Opened in 2022, with a total length of 640 m, New Zuari Bridge is the second longest cable-stayed bridge in India. Named after the Zuari River, the project was under the control of National Highways Authority of India (NHAI).

== History ==
The foundation stone of the bridge was laid in 2016. It was initially agreed that it would take three years to complete. Bhopal based Dilip Buildcon Limited was awarded the bridge construction project. Work on the country's second largest cable bridge started in collaboration with a Ukrainian firm. But the work progressed slowly.
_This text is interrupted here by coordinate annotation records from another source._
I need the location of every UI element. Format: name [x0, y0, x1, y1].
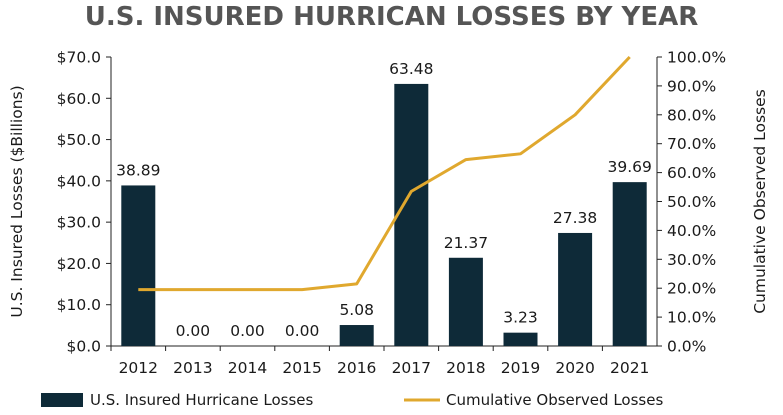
- legend-bar-swatch: [41, 393, 83, 407]
- right-tick-label: 40.0%: [667, 222, 716, 240]
- bar: [121, 185, 156, 346]
- left-tick-label: $40.0: [57, 172, 101, 190]
- bar-data-label: 27.38: [553, 209, 597, 227]
- left-tick-label: $20.0: [57, 255, 101, 273]
- bar-data-label: 5.08: [339, 301, 374, 319]
- x-tick-label: 2018: [446, 359, 485, 377]
- cumulative-line: [138, 55, 631, 292]
- bar-data-label: 38.89: [116, 161, 160, 179]
- left-tick-label: $30.0: [57, 214, 101, 232]
- left-tick-label: $10.0: [57, 296, 101, 314]
- left-tick-label: $70.0: [57, 49, 101, 67]
- y-axis-title: U.S. Insured Losses ($Billions): [8, 85, 26, 317]
- bar-series: [121, 83, 647, 347]
- legend: U.S. Insured Hurricane Losses Cumulative …: [41, 391, 663, 409]
- left-axis: $0.0 $10.0 $20.0 $30.0 $40.0 $50.0 $60.0 $70.0 U…: [8, 49, 112, 356]
- right-tick-label: 10.0%: [667, 309, 716, 327]
- x-tick-label: 2021: [610, 359, 649, 377]
- bar: [612, 182, 647, 346]
- line-series: [138, 55, 631, 292]
- right-tick-label: 30.0%: [667, 251, 716, 269]
- bar-data-label: 3.23: [503, 309, 538, 327]
- right-tick-label: 90.0%: [667, 77, 716, 95]
- bar: [558, 232, 593, 346]
- bar: [394, 83, 429, 347]
- right-tick-label: 0.0%: [667, 338, 706, 356]
- bar-data-label: 0.00: [176, 322, 211, 340]
- x-tick-label: 2020: [555, 359, 594, 377]
- left-tick-label: $60.0: [57, 90, 101, 108]
- x-tick-label: 2016: [337, 359, 376, 377]
- y-axis-right-title: Cumulative Observed Losses: [751, 89, 769, 314]
- right-tick-label: 80.0%: [667, 106, 716, 124]
- bar: [339, 325, 374, 346]
- bar-data-label: 63.48: [389, 60, 433, 78]
- bar: [503, 332, 538, 346]
- right-tick-label: 20.0%: [667, 280, 716, 298]
- right-tick-label: 50.0%: [667, 193, 716, 211]
- x-tick-label: 2012: [119, 359, 158, 377]
- x-tick-label: 2014: [228, 359, 267, 377]
- right-tick-label: 100.0%: [667, 49, 726, 67]
- left-tick-label: $50.0: [57, 131, 101, 149]
- data-labels: 38.89 0.00 0.00 0.00 5.08 63.48 21.37 3.23 27.38…: [116, 60, 652, 340]
- right-tick-label: 60.0%: [667, 164, 716, 182]
- legend-line-label: Cumulative Observed Losses: [446, 391, 663, 409]
- legend-bar-label: U.S. Insured Hurricane Losses: [90, 391, 314, 409]
- x-tick-label: 2015: [282, 359, 321, 377]
- x-axis: 2012 2013 2014 2015 2016 2017 2018 2019 2020 2021: [110, 345, 657, 377]
- x-tick-label: 2019: [501, 359, 540, 377]
- chart-title: U.S. INSURED HURRICAN LOSSES BY YEAR: [84, 2, 699, 32]
- right-axis: 0.0% 10.0% 20.0% 30.0% 40.0% 50.0% 60.0% 70.0% 8…: [656, 49, 769, 356]
- x-tick-label: 2017: [392, 359, 431, 377]
- bar-data-label: 21.37: [444, 234, 488, 252]
- bar-data-label: 0.00: [230, 322, 265, 340]
- bar-data-label: 39.69: [608, 158, 652, 176]
- bar-data-label: 0.00: [285, 322, 320, 340]
- bar: [448, 257, 483, 346]
- x-tick-label: 2013: [173, 359, 212, 377]
- right-tick-label: 70.0%: [667, 135, 716, 153]
- left-tick-label: $0.0: [66, 338, 101, 356]
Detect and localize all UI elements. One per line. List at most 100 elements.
The construction of the bridge, which was supposed to be completed in 2021, was delayed due to the COVID-19 pandemic; because the pandemic situation prevented DBL's Chinese consultant from traveling to India. Union Road Transport and Highways Minister Nitin Gadkari inaugurated the first phase of the New Zuari Bridge in Goa on 29 December 2022. The 2nd (southbound) bridge was opened on 22 December 2023.

== Architectural features ==
New Zuari Bridge is a cable-stayed bridge, built using steel pylons 125 m high. With a total length of 640 m, New Zuari Bridge is the second longest cable-stayed bridge in India. The total width of the bridge is 27 m, with 4 lanes in each direction. The deck over the main span is 360 m long. The two side spans are supported by parallel wire cables and are 140 m long.